Seattle Mariners
- Pitcher
- Born: July 5, 2003 (age 23) St. Louis, Missouri, U.S.
- Bats: RightThrows: Right

= Christian Little =

American baseball player (born 2003)

Christian Xavier Little (born July 5, 2003) is an American professional baseball pitcher in the Seattle Mariners organization. He played college baseball for the Vanderbilt Commodores and LSU Tigers.

==Amateur career==
Little was born and grew up in St. Louis, Missouri, and attended Christian Brothers College High School. He committed to play college baseball at Vanderbilt when he was 14 years old. As a junior, Little was named the Missouri Gatorade Player of the Year after posting a 6–1 record with a 1.88 ERA and 58 strikeouts. Little completed his high school coursework over the following summer in order to enroll at Vanderbilt early.

Little made 11 starts during his freshman season and went 3–2 with a 5.48 ERA and 49 strikeouts. At 17 years old, he became the youngest pitcher to start a Southeastern Conference (SEC) game. Little later became the youngest player to start a College World Series game. As a sophomore, Little pitched mostly in relief and had a 3.72 ERA and 46 strikeouts in 38 2/3 innings pitched over 18 appearances. He entered the NCAA transfer portal after the end of the season.

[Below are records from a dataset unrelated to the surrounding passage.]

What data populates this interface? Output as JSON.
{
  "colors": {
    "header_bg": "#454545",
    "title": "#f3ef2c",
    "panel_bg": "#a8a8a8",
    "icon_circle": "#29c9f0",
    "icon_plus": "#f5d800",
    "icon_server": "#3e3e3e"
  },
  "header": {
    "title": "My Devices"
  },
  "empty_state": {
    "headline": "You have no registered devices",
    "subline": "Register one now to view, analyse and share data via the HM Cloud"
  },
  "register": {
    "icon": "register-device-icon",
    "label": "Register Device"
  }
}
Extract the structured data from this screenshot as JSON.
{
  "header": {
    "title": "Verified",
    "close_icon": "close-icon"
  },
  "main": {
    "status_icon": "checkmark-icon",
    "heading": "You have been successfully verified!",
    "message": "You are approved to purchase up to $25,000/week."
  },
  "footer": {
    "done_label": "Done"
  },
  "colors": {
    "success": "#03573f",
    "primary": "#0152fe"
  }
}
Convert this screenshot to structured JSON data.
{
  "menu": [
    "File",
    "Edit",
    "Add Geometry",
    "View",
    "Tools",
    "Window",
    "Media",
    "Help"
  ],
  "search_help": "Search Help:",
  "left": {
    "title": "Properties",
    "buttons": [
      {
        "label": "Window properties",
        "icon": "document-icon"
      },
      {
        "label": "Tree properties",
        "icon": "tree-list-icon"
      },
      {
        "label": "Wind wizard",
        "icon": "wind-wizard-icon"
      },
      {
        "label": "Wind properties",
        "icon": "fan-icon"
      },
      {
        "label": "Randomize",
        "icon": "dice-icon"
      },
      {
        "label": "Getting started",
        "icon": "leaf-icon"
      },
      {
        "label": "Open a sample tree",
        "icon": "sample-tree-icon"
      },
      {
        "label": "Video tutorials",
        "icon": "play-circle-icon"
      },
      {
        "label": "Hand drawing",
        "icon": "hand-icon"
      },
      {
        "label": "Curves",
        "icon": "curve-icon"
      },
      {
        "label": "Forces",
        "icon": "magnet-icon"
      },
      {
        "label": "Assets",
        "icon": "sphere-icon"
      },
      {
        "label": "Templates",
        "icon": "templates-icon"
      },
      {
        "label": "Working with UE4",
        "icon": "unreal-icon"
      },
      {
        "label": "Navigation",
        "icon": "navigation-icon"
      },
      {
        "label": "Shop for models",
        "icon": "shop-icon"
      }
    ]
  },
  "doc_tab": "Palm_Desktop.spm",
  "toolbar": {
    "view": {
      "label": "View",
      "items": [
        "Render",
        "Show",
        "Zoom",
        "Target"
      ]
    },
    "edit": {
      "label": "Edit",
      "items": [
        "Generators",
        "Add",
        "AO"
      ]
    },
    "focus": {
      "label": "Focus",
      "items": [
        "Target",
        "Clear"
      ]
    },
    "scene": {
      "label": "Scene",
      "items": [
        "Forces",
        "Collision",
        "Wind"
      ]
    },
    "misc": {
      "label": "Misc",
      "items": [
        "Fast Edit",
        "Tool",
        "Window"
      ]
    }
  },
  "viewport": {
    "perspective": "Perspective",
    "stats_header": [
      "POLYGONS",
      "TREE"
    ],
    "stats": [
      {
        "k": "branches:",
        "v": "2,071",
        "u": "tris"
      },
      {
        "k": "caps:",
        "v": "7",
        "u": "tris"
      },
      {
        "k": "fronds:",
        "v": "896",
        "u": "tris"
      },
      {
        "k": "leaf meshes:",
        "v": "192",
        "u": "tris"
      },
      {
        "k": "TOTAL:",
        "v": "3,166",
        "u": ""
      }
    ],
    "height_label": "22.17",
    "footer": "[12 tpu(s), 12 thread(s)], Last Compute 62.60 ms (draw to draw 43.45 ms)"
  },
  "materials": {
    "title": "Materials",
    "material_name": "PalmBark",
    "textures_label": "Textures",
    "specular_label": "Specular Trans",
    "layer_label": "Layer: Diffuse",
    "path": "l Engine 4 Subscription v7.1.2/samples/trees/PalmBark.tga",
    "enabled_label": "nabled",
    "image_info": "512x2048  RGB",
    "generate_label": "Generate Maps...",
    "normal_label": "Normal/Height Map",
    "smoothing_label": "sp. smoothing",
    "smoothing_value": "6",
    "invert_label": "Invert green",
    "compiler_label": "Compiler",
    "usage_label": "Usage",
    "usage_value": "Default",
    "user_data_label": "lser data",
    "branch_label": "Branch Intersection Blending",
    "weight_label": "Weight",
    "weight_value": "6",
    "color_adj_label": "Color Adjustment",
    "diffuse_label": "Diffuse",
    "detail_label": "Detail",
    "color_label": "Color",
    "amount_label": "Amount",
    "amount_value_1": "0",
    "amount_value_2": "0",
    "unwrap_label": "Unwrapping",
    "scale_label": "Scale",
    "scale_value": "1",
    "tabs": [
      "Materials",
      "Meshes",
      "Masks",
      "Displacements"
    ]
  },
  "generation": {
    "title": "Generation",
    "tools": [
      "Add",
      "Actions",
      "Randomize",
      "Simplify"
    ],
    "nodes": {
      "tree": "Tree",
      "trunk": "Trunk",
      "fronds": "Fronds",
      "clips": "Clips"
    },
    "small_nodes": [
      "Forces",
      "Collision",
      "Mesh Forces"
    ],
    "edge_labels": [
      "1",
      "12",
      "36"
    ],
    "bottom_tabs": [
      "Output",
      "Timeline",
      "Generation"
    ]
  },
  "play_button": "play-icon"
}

Little ultimately committed to transfer to Louisiana State. During the summer prior to his junior season, he played collegiate summer baseball with the Cotuit Kettleers of the Cape Cod Baseball League.

==Professional career==
In the 2023 Major League Baseball draft, Little was selected by the New York Mets in the 19th round, but didn't sign and played another year at LSU.
The next year, Little was selected in the 11th round, with the 333rd overall pick, by the Seattle Mariners in the 2024 Major League Baseball draft. On July 22, 2024, Little signed with the Mariners for $200,000.